Health Policy#

Navarch uses CEL (Common Expression Language) to evaluate GPU health events and determine node health status. You can customize this logic by providing a health policy file.

If no policy is specified, Navarch uses a built-in default policy that classifies fatal XID errors (like XID 79 "GPU has fallen off the bus") as unhealthy and recoverable errors as degraded.

Enabling a custom policy#

Reference the policy file in your configuration:

server:
  health_policy: ./health-policy.yaml

Policy file format#

version: v1

metadata:
  name: my-policy
  description: Custom health policy for my fleet

rules:
  # More specific rules first
  - name: fatal-xid
    description: XID errors indicating unrecoverable GPU failure
    condition: |
      event.event_type == "xid" && event.metrics.xid_code in [48, 79, 95]
    result: unhealthy

  - name: recoverable-xid
    description: XID errors that may recover
    condition: event.event_type == "xid"
    result: degraded

  - name: thermal-critical
    condition: |
      event.event_type == "thermal" &&
      event.metrics.temperature >= 95
    result: unhealthy

  # Default rule must be last
  - name: default
    condition: "true"
    result: healthy

Rules are evaluated in order; the first matching rule determines the result.
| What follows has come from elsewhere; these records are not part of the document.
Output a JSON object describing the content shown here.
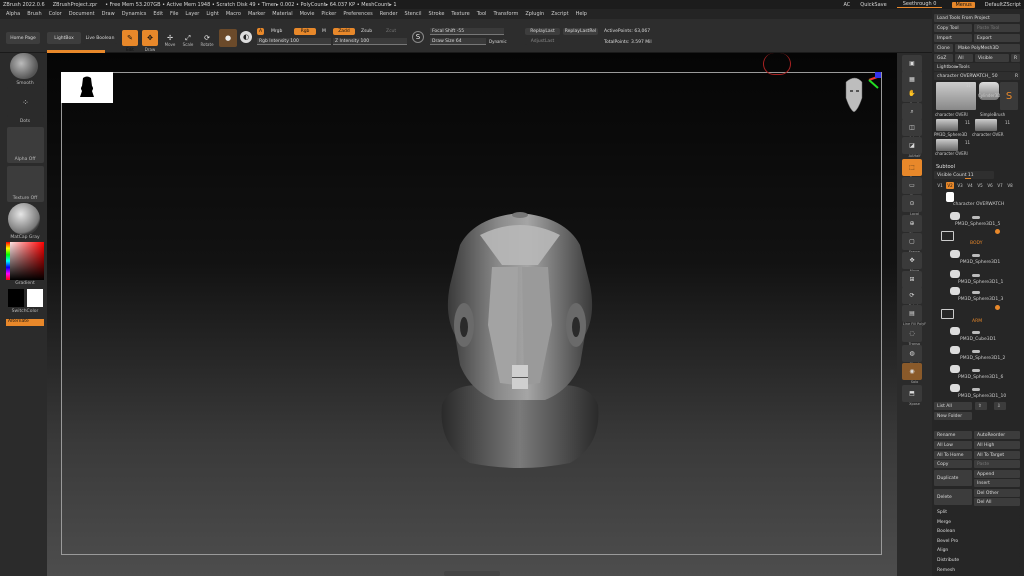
{
  "titlebar": {
    "items": [
      "ZBrush 2022.0.6",
      "ZBrushProject.zpr",
      "• Free Mem 53.207GB • Active Mem 1948 • Scratch Disk 49 • Timer▸ 0.002 • PolyCount▸ 64.037 KP • MeshCount▸ 1"
    ],
    "ac": "AC",
    "quicksave": "QuickSave",
    "search": "Seethrough 0",
    "menus": "Menus",
    "script": "DefaultZScript"
  },
  "menubar": [
    "Alpha",
    "Brush",
    "Color",
    "Document",
    "Draw",
    "Dynamics",
    "Edit",
    "File",
    "Layer",
    "Light",
    "Macro",
    "Marker",
    "Material",
    "Movie",
    "Picker",
    "Preferences",
    "Render",
    "Stencil",
    "Stroke",
    "Texture",
    "Tool",
    "Transform",
    "Zplugin",
    "Zscript",
    "Help"
  ],
  "topshelf": {
    "home": "Home Page",
    "lightbox": "LightBox",
    "livebool": "Live Boolean",
    "edit": "Edit",
    "draw": "Draw",
    "move": "Move",
    "scale": "Scale",
    "rotate": "Rotate",
    "a_label": "A",
    "mrgb": "Mrgb",
    "rgb": "Rgb",
    "m": "M",
    "zadd": "Zadd",
    "zsub": "Zsub",
    "zcut": "Zcut",
    "rgb_intensity": "Rgb Intensity 100",
    "z_intensity": "Z Intensity 100",
    "focal": "Focal Shift -55",
    "drawsize": "Draw Size 64",
    "dynamic": "Dynamic",
    "replay_last": "ReplayLast",
    "replay_last_rel": "ReplayLastRel",
    "adjust_last": "AdjustLast",
    "active_points": "ActivePoints: 63,067",
    "total_points": "TotalPoints: 3.597 Mil"
  },
  "leftshelf": {
    "brush": "Smooth",
    "stroke": "Dots",
    "alpha": "Alpha Off",
    "texture": "Texture Off",
    "material": "MatCap Gray",
    "gradient": "Gradient",
    "switchcolor": "SwitchColor",
    "alternate": "Alternate"
  },
  "rightshelf": [
    "BPR",
    "SPix 3",
    "Scroll",
    "Zoom",
    "Actual",
    "AAHalf",
    "Persp",
    "Floor",
    "Local",
    "Gizmo",
    "Frame",
    "Move",
    "Zoom3D",
    "Rotate",
    "Line Fill PolyF",
    "Transp",
    "Ghost",
    "Solo",
    "Xpose"
  ],
  "tray": {
    "load_tools": "Load Tools From Project",
    "copy_tool": "Copy Tool",
    "paste_tool": "Paste Tool",
    "import": "Import",
    "export": "Export",
    "clone": "Clone",
    "make_polymesh": "Make PolyMesh3D",
    "goz": "GoZ",
    "all": "All",
    "visible": "Visible",
    "r": "R",
    "lightbox_tools": "Lightbox▸Tools",
    "current_tool": "character OVERWATCH_ 50",
    "r2": "R",
    "tiles": [
      {
        "name": "character OVERI",
        "count": "11"
      },
      {
        "name": "Cylinder3D",
        "count": ""
      },
      {
        "name": "SimpleBrush",
        "count": ""
      },
      {
        "name": "PM3D_Sphere3D",
        "count": "11"
      },
      {
        "name": "character OVER",
        "count": "11"
      },
      {
        "name": "character OVERI",
        "count": "11"
      }
    ],
    "subtool": "Subtool",
    "visible_count": "Visible Count 11",
    "versions": [
      "V1",
      "V2",
      "V3",
      "V4",
      "V5",
      "V6",
      "V7",
      "V8"
    ],
    "subtools": [
      {
        "name": "character OVERWATCH",
        "orange": false
      },
      {
        "name": "PM3D_Sphere3D1_5",
        "orange": false
      },
      {
        "name": "BODY",
        "orange": true
      },
      {
        "name": "PM3D_Sphere3D1",
        "orange": false
      },
      {
        "name": "PM3D_Sphere3D1_1",
        "orange": false
      },
      {
        "name": "PM3D_Sphere3D1_3",
        "orange": false
      },
      {
        "name": "ARM",
        "orange": true
      },
      {
        "name": "PM3D_Cube3D1",
        "orange": false
      },
      {
        "name": "PM3D_Sphere3D1_2",
        "orange": false
      },
      {
        "name": "PM3D_Sphere3D1_6",
        "orange": false
      },
      {
        "name": "PM3D_Sphere3D1_10",
        "orange": false
      }
    ],
    "list_all": "List All",
    "new_folder": "New Folder",
    "rename": "Rename",
    "autoreorder": "AutoReorder",
    "all_low": "All Low",
    "all_high": "All High",
    "all_to_home": "All To Home",
    "all_to_target": "All To Target",
    "copy": "Copy",
    "paste": "Paste",
    "duplicate": "Duplicate",
    "append": "Append",
    "insert": "Insert",
    "delete": "Delete",
    "del_other": "Del Other",
    "del_all": "Del All",
    "split": "Split",
    "merge": "Merge",
    "boolean": "Boolean",
    "bevel_pro": "Bevel Pro",
    "align": "Align",
    "distribute": "Distribute",
    "remesh": "Remesh"
  },
  "colors": {
    "accent": "#e8882a",
    "bg": "#2a2a2a"
  }
}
Place more specific rules before general ones, and always include a default rule at the end.

Rule fields#

Field	Required	Description
`name`	Yes	Unique rule identifier
`description`	No	Human-readable description
`condition`	Yes	CEL expression that returns true when rule matches
`result`	Yes	Result when rule matches: `healthy`, `degraded`, or `unhealthy`

CEL event fields#

The following fields are available in CEL expressions:

Field	Type	Description
`event.event_type`	string	Event type: `xid`, `thermal`, `ecc_dbe`, `ecc_sbe`, `nvlink`, `pcie`, `power`
`event.system`	string	DCGM health watch system identifier
`event.gpu_index`	int	GPU index (0-based, -1 for node-level)
`event.metrics`	map	Event-specific metrics
`event.message`	string	Human-readable description

Common metrics by event type:

Event Type	Metric	Type	Description
`xid`	`xid_code`	int	NVIDIA XID error code
`thermal`	`temperature`	int	GPU temperature in Celsius
`ecc_dbe`	`ecc_dbe_count`	int	Double-bit ECC error count
`ecc_sbe`	`ecc_sbe_count`	int	Single-bit ECC error count

Example policies#

Strict policy#

Treat all XID errors as fatal:

rules:
  - name: any-xid-fatal
    condition: event.event_type == "xid"
    result: unhealthy
  - name: default
    condition: "true"
    result: healthy

Permissive policy#

Only fail on the most severe errors:

rules:
  - name: bus-error-only
    condition: |
      event.event_type == "xid" && event.metrics.xid_code == 79
    result: unhealthy
  - name: default
    condition: "true"
    result: healthy

GPU-specific policy#

Different thresholds for different GPUs:

rules:
  - name: gpu0-strict
    description: GPU 0 is critical, any error is fatal
    condition: event.gpu_index == 0 && event.event_type == "xid"
    result: unhealthy
  - name: other-gpu-permissive
    condition: event.event_type == "xid"
    result: degraded
  - name: default
    condition: "true"
    result: healthy

Testing policies#

Use the simulator to test health policies before deploying to production. The simulator HTML report includes a "Policy Rules" section showing which rules matched for each failure.

./bin/simulator run scenarios/xid-classification.yaml -v

See Health Monitoring for background on health events and XID errors.